Search and transformation functions provided as arguments should similarly return null to indicate the lack of any result (in which case it is not used). In the case of mapped reductions, this also enables transformations to serve as filters, returning null (or, in the case of primitive specializations, the identity basis) if the element should not be combined. You can create compound transformations and filterings by composing them yourself under this "null means there is nothing there now" rule before using them in search or reduce operations.
Methods accepting and/or returning Entry arguments maintain
key-value associations. They may be useful for example when
finding the key for the greatest value. Note that "plain" Entry
arguments can be supplied using new
AbstractMap.SimpleEntry(k,v)
.
Bulk operations may complete abruptly, throwing an exception encountered in the application of a supplied function.

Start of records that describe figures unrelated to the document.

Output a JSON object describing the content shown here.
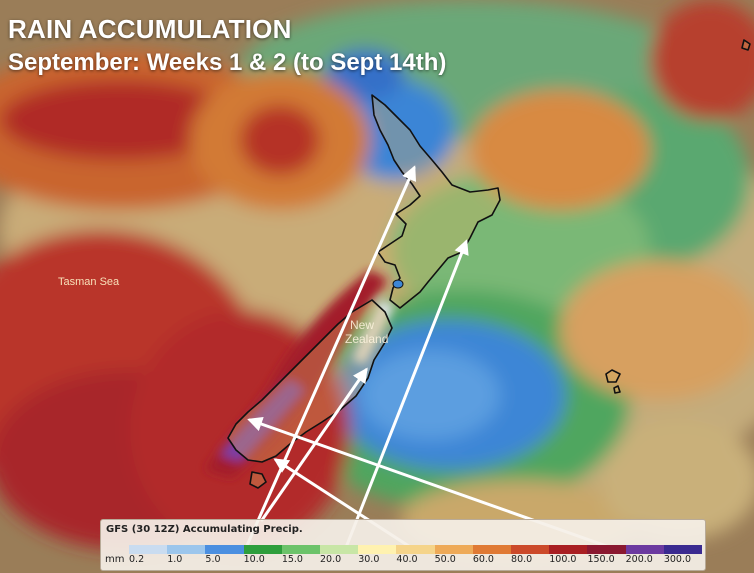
{
  "title": {
    "line1": "RAIN ACCUMULATION",
    "line2": "September: Weeks 1 & 2 (to Sept 14th)"
  },
  "labels": {
    "sea": "Tasman Sea",
    "country_line1": "New",
    "country_line2": "Zealand"
  },
  "legend": {
    "title": "GFS (30 12Z) Accumulating Precip.",
    "unit": "mm",
    "ticks": [
      "0.2",
      "1.0",
      "5.0",
      "10.0",
      "15.0",
      "20.0",
      "30.0",
      "40.0",
      "50.0",
      "60.0",
      "80.0",
      "100.0",
      "150.0",
      "200.0",
      "300.0"
    ],
    "colors": [
      "#c9dcf0",
      "#9cc6ec",
      "#4b8fe0",
      "#2e9e3c",
      "#6cc36a",
      "#c8e6a6",
      "#fff2b0",
      "#f5d48a",
      "#eeaa58",
      "#e07a34",
      "#cc4a2a",
      "#a91f22",
      "#8a1830",
      "#6c3aa0",
      "#3a2a90"
    ]
  },
  "colors": {
    "map_background": "#9a7a52",
    "heavy_rain": "#b8242a",
    "low_rain": "#6cc36a",
    "very_low_rain": "#3a86d8",
    "arrow": "#ffffff",
    "coastline": "#111111"
  }
}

Bear in mind when handling such exceptions that other concurrently executing functions could also have thrown exceptions, or would have done so if the first exception had not occurred.
Speedups for parallel compared to sequential forms are common but not guaranteed. Parallel operations involving brief functions on small maps may execute more slowly than sequential forms if the underlying work to parallelize the computation is more expensive than the computation itself. Similarly, parallelization may not lead to much actual parallelism if all processors are busy performing unrelated tasks.
All arguments to all task methods must be non-null.
This class is a member of the Java Collections Framework.